Friday, October 26, 2007

West Virginia-Rutgers has top Big East backs Slaton, Rice

AP Sports Writer

CHARLESTON, W.Va. (AP) - If Greg Schiano had been a flashier salesman, Steve Slaton might have been Ray Rice's teammate.

While the Rutgers coach was trying to woo Slaton out of a high school 35 miles away in Levittown, Pa., along came West Virginia's Rich Rodriguez to snatch Slaton away.

``We recruited Steve Slaton. Obviously, it was not well enough,'' Schiano said. ``I did such a great job of swaying him that he went right down to West Virginia and committed.''

Slaton and Rice blossomed on their own instead of fighting for carries on the same team. The yardage could be piling up for the juniors on Saturday when No. 6 West Virginia (6-1, 1-1 Big East) visits No. 25 Rutgers (5-2, 2-1).
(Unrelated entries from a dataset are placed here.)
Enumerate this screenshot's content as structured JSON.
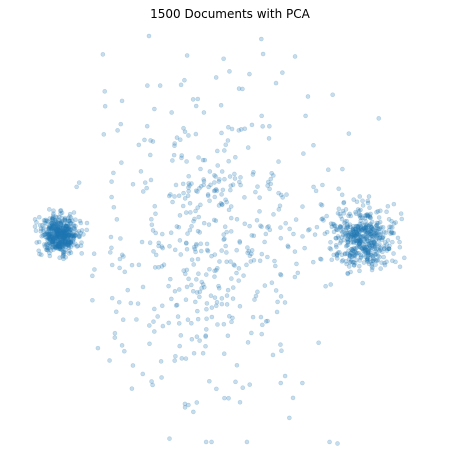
{
  "chart_data": {
    "type": "scatter",
    "title": "1500 Documents with PCA",
    "xlabel": "",
    "ylabel": "",
    "axes_visible": false,
    "grid": false,
    "legend": "none",
    "point_color": "#1f77b4",
    "point_alpha": 0.25,
    "point_count": 1500,
    "xlim": [
      -1.0,
      1.0
    ],
    "ylim": [
      -1.0,
      1.0
    ],
    "clusters": [
      {
        "description": "dense left cluster",
        "n": 500,
        "center": [
          -0.82,
          0.02
        ],
        "spread": [
          0.045,
          0.045
        ],
        "distribution": "gaussian"
      },
      {
        "description": "diffuse middle cloud",
        "n": 500,
        "center": [
          -0.1,
          0.0
        ],
        "spread": [
          0.25,
          0.4
        ],
        "distribution": "uniform-ish"
      },
      {
        "description": "right cluster",
        "n": 500,
        "center": [
          0.64,
          0.0
        ],
        "spread": [
          0.075,
          0.075
        ],
        "distribution": "gaussian"
      }
    ]
  }
}
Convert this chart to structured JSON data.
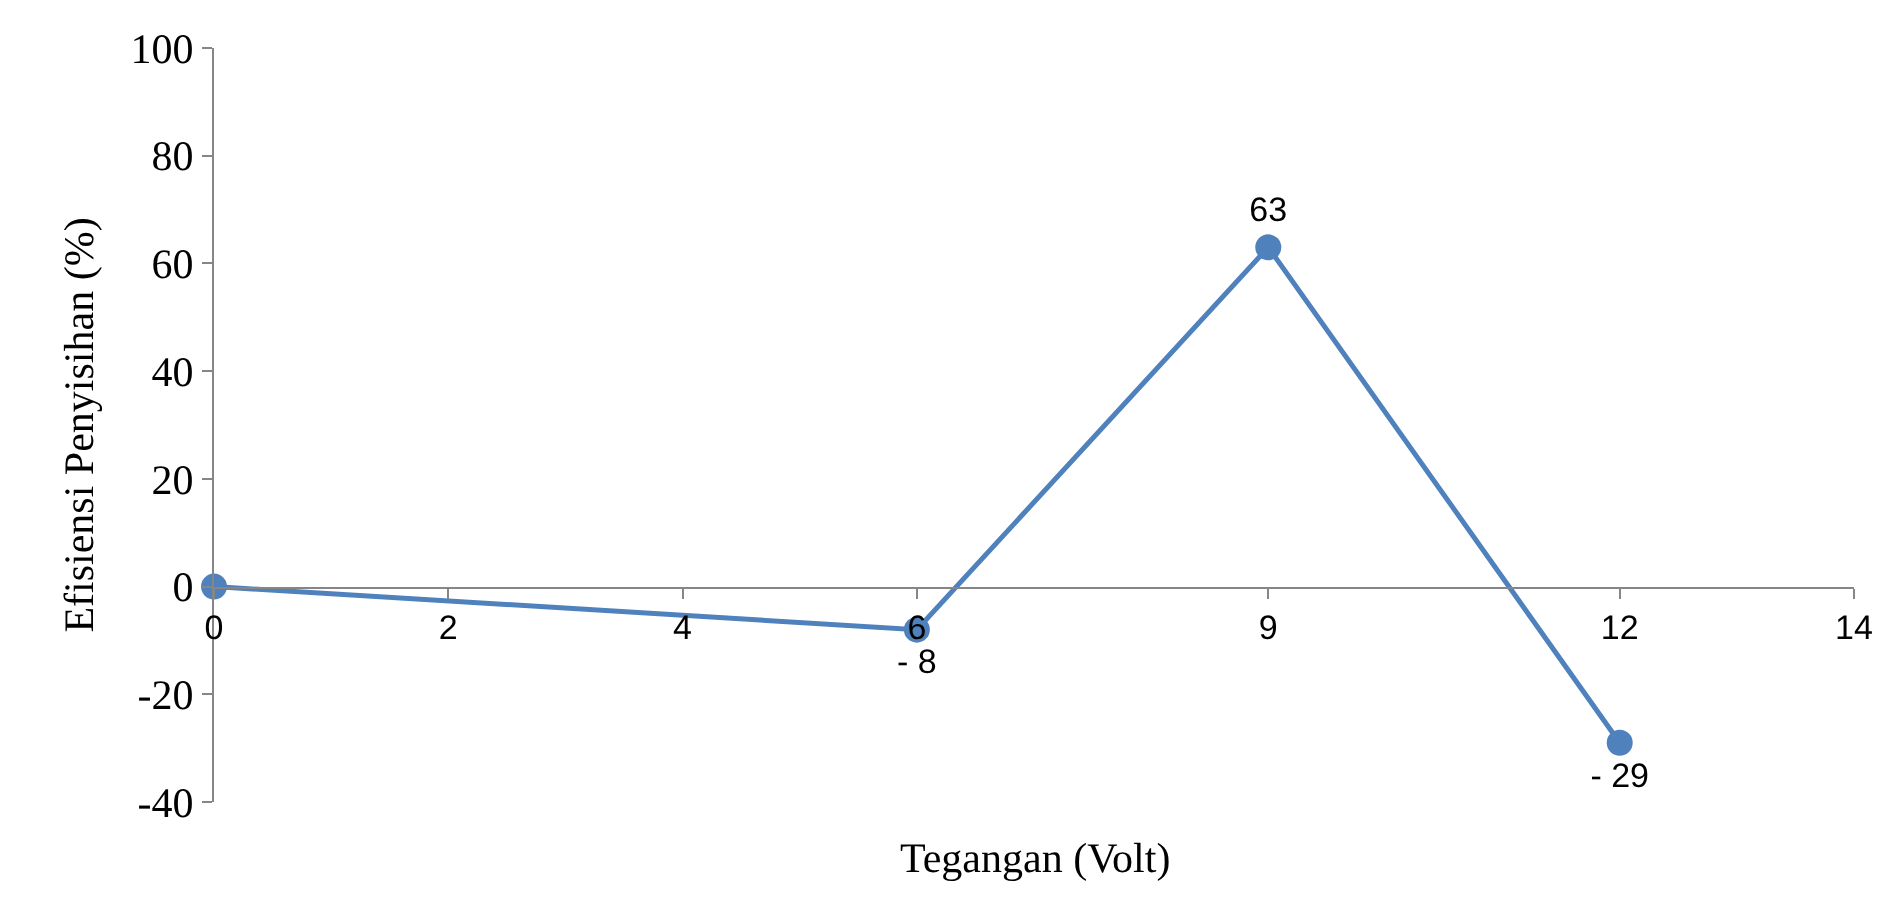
{
  "chart_data": {
    "type": "line",
    "xlabel": "Tegangan (Volt)",
    "ylabel": "Efisiensi Penyisihan (%)",
    "x": [
      0,
      6,
      9,
      12
    ],
    "series": [
      {
        "color": "#4f81bd",
        "values": [
          0,
          -8,
          63,
          -29
        ],
        "value_labels": [
          null,
          "- 8",
          "63",
          "- 29"
        ]
      }
    ],
    "xlim": [
      0,
      14
    ],
    "xticks": [
      0,
      2,
      4,
      6,
      9,
      12,
      14
    ],
    "ylim": [
      -40,
      100
    ],
    "yticks": [
      -40,
      -20,
      0,
      20,
      40,
      60,
      80,
      100
    ],
    "marker": "circle",
    "line_style": "solid"
  }
}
Slaton, who got his first-ever start against Rutgers two years ago, will be going for his third straight 100-yard game against the Scarlet Knights. Rice already is Rutgers' career rushing leader and is looking to become the first player in school history to post three straight 1,000-yard seasons.

The pair have drawn comparisons because of their gaudy stats and debate over who's the best back in the Big East.

In West Virginia's run-oriented spread formation, Slaton has the quickness to get around defenders on the outside and often scores untouched.

Rice is a true workhorse and has speed, too, in Rutgers' balanced I-formation. He's best known for overpowering defenders.

``He is a big, strong thick kid who is low to the ground. He is hard to get a hold of,'' said West Virginia lineman Keilen Dykes. ``When you do get a hold of him, you have to bring everything with you. If you don't, he will break through arm tackles. You have to hit him with everything you got. It's not just grab a jersey.

``It will be up to us to have as many guys as possible to the ball and slow him down. It's the Ray Rice show.''

Rice was third in the nation in rushing last season and set a Big East record with 1,794 yards, 50 yards more than Slaton. Slaton finished fourth in the Heisman Trophy balloting while Rice was seventh.

Neither are at the forefront of such talk this season due to slips in production.

It doesn't diminish the respect factor.

For a few hours last week, Slaton was a Rutgers fan, rooting for the Scarlet Knights to beat then-first-place South Florida.

Rice, who led the nation in carries last year, had an eye-popping 39 carries for 181 yards in the 30-27 win. His most memorable play may have been stiff-arming standout defensive end George Selvie into the turf.

``If you didn't have to play against (Rice), he'd be fun to watch,'' Rodriguez said. ``The thing that isn't talked about is his balance. I think that's one of the best attributes as a back or as a skilled player is great balance (and) not getting knocked off your feet.''

Rice has 999 yards entering Saturday's game and ranks fourth in the nation at 143 yards per game.

Schiano said Rice's production compared to last year ``doesn't really matter to me, but I think he's running harder now than he has at any other point in the season. So to me that's a positive.''

Rutgers lost back-to-back games to Maryland and Cincinnati when Rice was held under 100 yards. West Virginia has the nation's second-best rushing attack, so if Slaton is slowed down, there's always quarterback Pat White, fullback Owen Schmitt and emerging backups Noel Devine and Jock Sanders.

Slaton has 300 fewer rushing yards than at this point last season, although he's the second-leading receiver with 16 catches for 215 yards.

``I am trying to be more of a threat blocking and catching the ball. I don't want to be limited to just one thing,'' Slaton said.